Мне сразу показалось, что я уже где-то эту фамилию слышал. Но при каких обстоятельствах, не припомню. Медоуз? Медоуз? Нет, забыл.

— Да? Из деревни?

— Нет, миледи. Медоуз — личный слуга мистера Финк-Ноттла, — ответил Силверсмит, на этот раз недвусмысленно позволяя себе ухмылку и обращая ее непосредственно ко мне. Этим он как бы доводил до моего сведения, что теперь смотрит на меня так, как будто я ему свой в доску и вообще чуть ли не сват и брат и что отныне, с его стороны, по крайней мере, больше не будет ни намека на мою склонность горланить охотничьи песни за портвейном и привозить в загородные дома собак, чей укус ядовитее змеиного.
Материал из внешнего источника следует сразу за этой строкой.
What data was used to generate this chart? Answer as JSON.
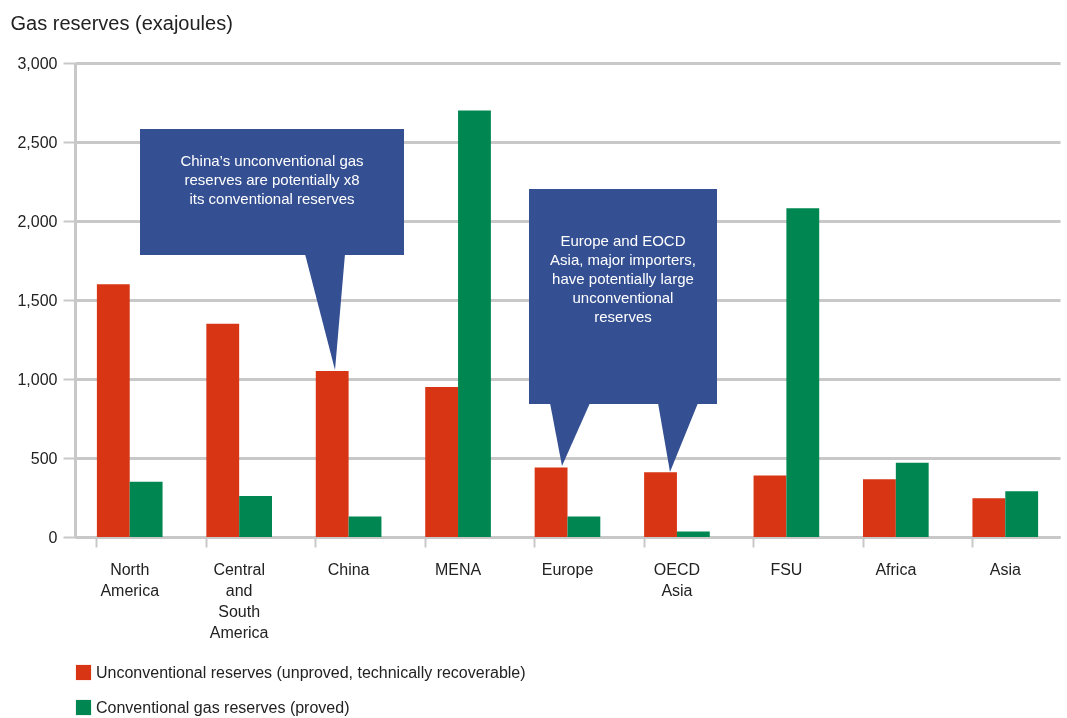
{
  "chart_data": {
    "type": "bar",
    "ylabel": "Gas reserves (exajoules)",
    "categories": [
      "North America",
      "Central and South America",
      "China",
      "MENA",
      "Europe",
      "OECD Asia",
      "FSU",
      "Africa",
      "Asia"
    ],
    "series": [
      {
        "name": "Unconventional reserves (unproved, technically recoverable)",
        "color": "#d83515",
        "values": [
          1600,
          1350,
          1050,
          950,
          440,
          410,
          390,
          365,
          245
        ]
      },
      {
        "name": "Conventional gas reserves (proved)",
        "color": "#008751",
        "values": [
          350,
          260,
          130,
          2700,
          130,
          35,
          2080,
          470,
          290
        ]
      }
    ],
    "ylim": [
      0,
      3000
    ],
    "yticks": [
      0,
      500,
      {
        "value": 1000,
        "label": "1,000"
      },
      {
        "value": 1500,
        "label": "1,500"
      },
      {
        "value": 2000,
        "label": "2,000"
      },
      {
        "value": 2500,
        "label": "2,500"
      },
      {
        "value": 3000,
        "label": "3,000"
      }
    ],
    "grid": "y",
    "legend": "bottom",
    "annotations": [
      "China’s unconventional gas reserves are potentially x8 its conventional reserves",
      "Europe and EOCD Asia, major importers, have potentially large unconventional reserves"
    ]
  }
}
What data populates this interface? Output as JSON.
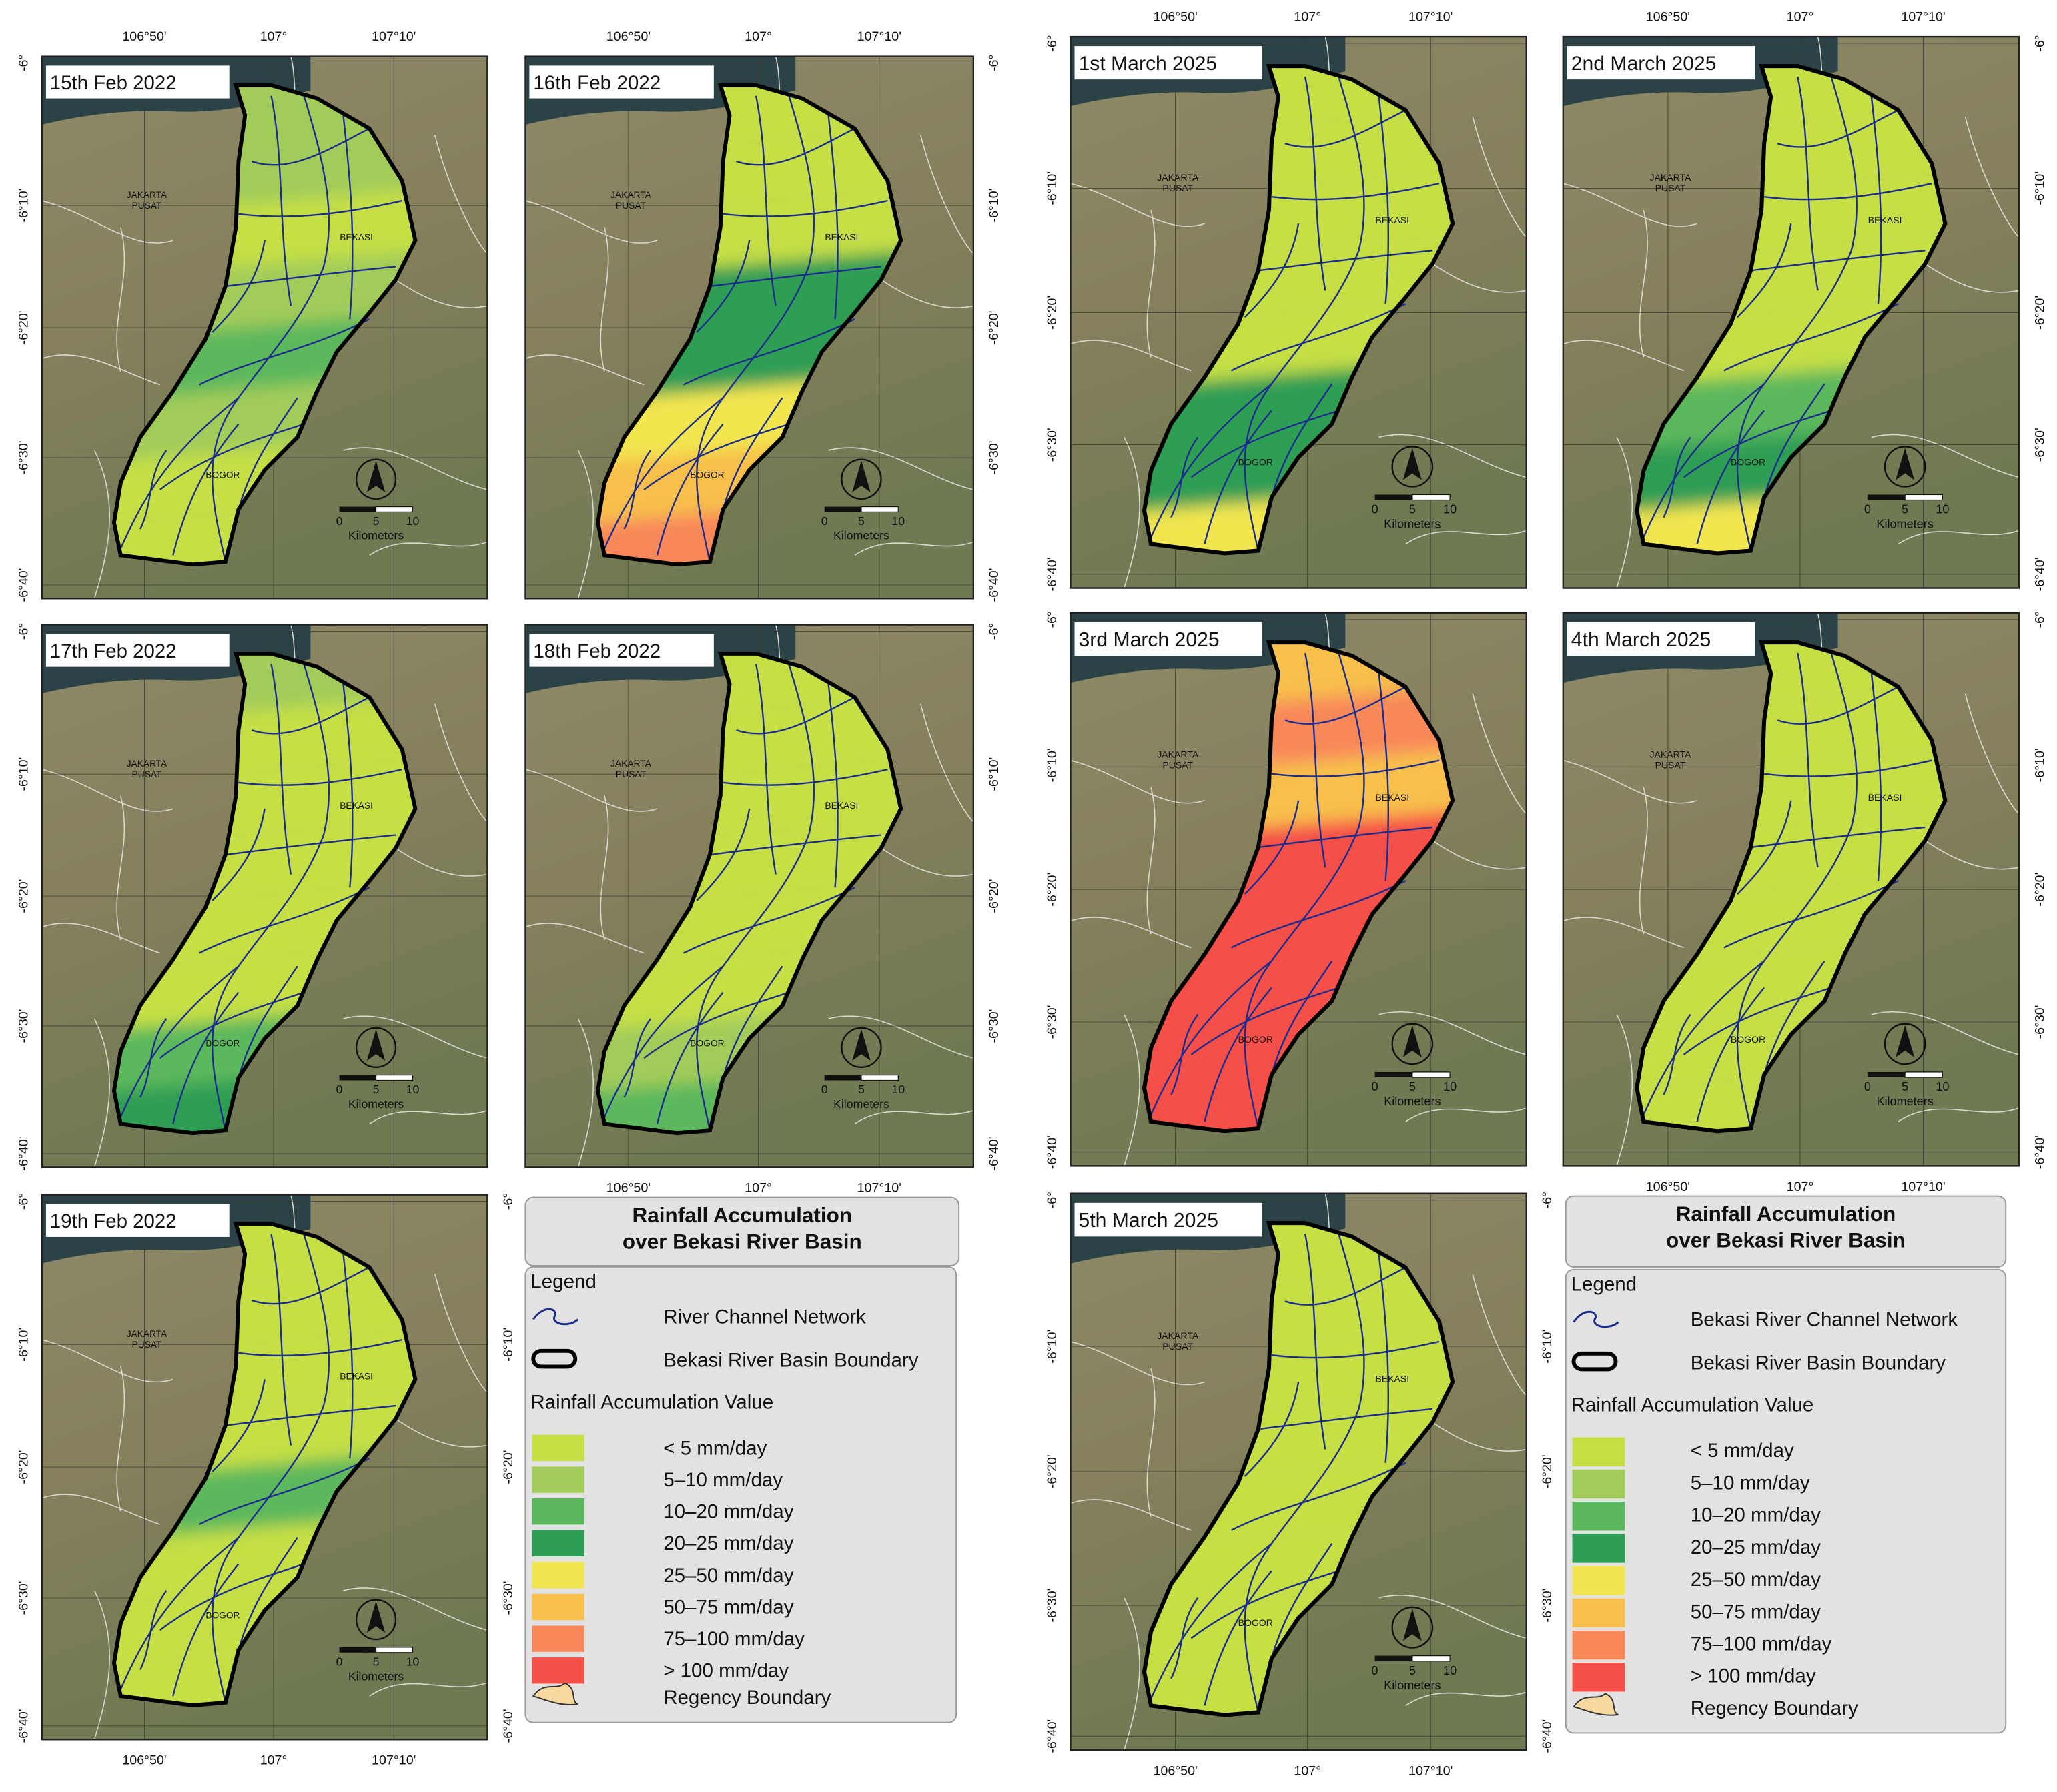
{
  "panels": [
    {
      "title": "15th Feb 2022",
      "zones": [
        "#a2cc5a",
        "#a2cc5a",
        "#c5df45",
        "#a2cc5a",
        "#5cb85c",
        "#a2cc5a",
        "#c5df45",
        "#c5df45"
      ]
    },
    {
      "title": "16th Feb 2022",
      "zones": [
        "#c5df45",
        "#c5df45",
        "#c5df45",
        "#2e9e55",
        "#2e9e55",
        "#f2e650",
        "#f8bf4c",
        "#f8885a"
      ]
    },
    {
      "title": "17th Feb 2022",
      "zones": [
        "#a2cc5a",
        "#c5df45",
        "#c5df45",
        "#c5df45",
        "#c5df45",
        "#c5df45",
        "#5cb85c",
        "#2e9e55"
      ]
    },
    {
      "title": "18th Feb 2022",
      "zones": [
        "#c5df45",
        "#c5df45",
        "#c5df45",
        "#c5df45",
        "#c5df45",
        "#c5df45",
        "#a2cc5a",
        "#5cb85c"
      ]
    },
    {
      "title": "19th Feb 2022",
      "zones": [
        "#c5df45",
        "#c5df45",
        "#c5df45",
        "#c5df45",
        "#5cb85c",
        "#c5df45",
        "#c5df45",
        "#c5df45"
      ]
    },
    {
      "title": "1st March 2025",
      "zones": [
        "#c5df45",
        "#c5df45",
        "#c5df45",
        "#c5df45",
        "#c5df45",
        "#2e9e55",
        "#2e9e55",
        "#f2e650"
      ]
    },
    {
      "title": "2nd March 2025",
      "zones": [
        "#c5df45",
        "#c5df45",
        "#c5df45",
        "#c5df45",
        "#c5df45",
        "#5cb85c",
        "#2e9e55",
        "#f2e650"
      ]
    },
    {
      "title": "3rd March 2025",
      "zones": [
        "#f8bf4c",
        "#f8885a",
        "#f8bf4c",
        "#f55048",
        "#f55048",
        "#f55048",
        "#f55048",
        "#f55048"
      ]
    },
    {
      "title": "4th March 2025",
      "zones": [
        "#c5df45",
        "#c5df45",
        "#c5df45",
        "#c5df45",
        "#c5df45",
        "#c5df45",
        "#c5df45",
        "#c5df45"
      ]
    },
    {
      "title": "5th March 2025",
      "zones": [
        "#c5df45",
        "#c5df45",
        "#c5df45",
        "#c5df45",
        "#c5df45",
        "#c5df45",
        "#c5df45",
        "#c5df45"
      ]
    }
  ],
  "map_labels": {
    "jakarta": [
      "JAKARTA",
      "PUSAT"
    ],
    "bekasi": "BEKASI",
    "bogor": "BOGOR"
  },
  "scale_bar": {
    "ticks": [
      0,
      5,
      10
    ],
    "unit": "Kilometers"
  },
  "lon_ticks": [
    "106°50'",
    "107°",
    "107°10'"
  ],
  "lat_ticks": [
    "-6°",
    "-6°10'",
    "-6°20'",
    "-6°30'",
    "-6°40'"
  ],
  "legends": [
    {
      "title": [
        "Rainfall Accumulation",
        "over Bekasi River Basin"
      ],
      "heading": "Legend",
      "items": [
        "River Channel Network",
        "Bekasi River Basin Boundary"
      ],
      "class_heading": "Rainfall Accumulation Value",
      "classes": [
        {
          "label": "< 5 mm/day",
          "color": "#c5df45"
        },
        {
          "label": "5–10 mm/day",
          "color": "#a2cc5a"
        },
        {
          "label": "10–20 mm/day",
          "color": "#5cb85c"
        },
        {
          "label": "20–25 mm/day",
          "color": "#2e9e55"
        },
        {
          "label": "25–50 mm/day",
          "color": "#f2e650"
        },
        {
          "label": "50–75 mm/day",
          "color": "#f8bf4c"
        },
        {
          "label": "75–100 mm/day",
          "color": "#f8885a"
        },
        {
          "label": "> 100 mm/day",
          "color": "#f55048"
        }
      ],
      "regency": "Regency Boundary"
    },
    {
      "title": [
        "Rainfall Accumulation",
        "over Bekasi River Basin"
      ],
      "heading": "Legend",
      "items": [
        "Bekasi River Channel Network",
        "Bekasi River Basin Boundary"
      ],
      "class_heading": "Rainfall Accumulation Value",
      "classes": [
        {
          "label": "< 5 mm/day",
          "color": "#c5df45"
        },
        {
          "label": "5–10 mm/day",
          "color": "#a2cc5a"
        },
        {
          "label": "10–20 mm/day",
          "color": "#5cb85c"
        },
        {
          "label": "20–25 mm/day",
          "color": "#2e9e55"
        },
        {
          "label": "25–50 mm/day",
          "color": "#f2e650"
        },
        {
          "label": "50–75 mm/day",
          "color": "#f8bf4c"
        },
        {
          "label": "75–100 mm/day",
          "color": "#f8885a"
        },
        {
          "label": "> 100 mm/day",
          "color": "#f55048"
        }
      ],
      "regency": "Regency Boundary"
    }
  ]
}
Должно быть, сдавленный возглас изумления, сорвавшийся с моих губ, прозвучал, на слух леди Дафны, как хрип умирающего от жажды, ибо она сразу же распорядилась насчет апельсинового сока.

— Я думаю, правильнее, чтобы Силверсмит принес его к вам в комнату. Вам же нужно переодеться.

— Лучше пусть пришлет с Медоузом, — пролепетал я.

— Да, да, конечно. Вы ведь захотите пожелать ему счастья.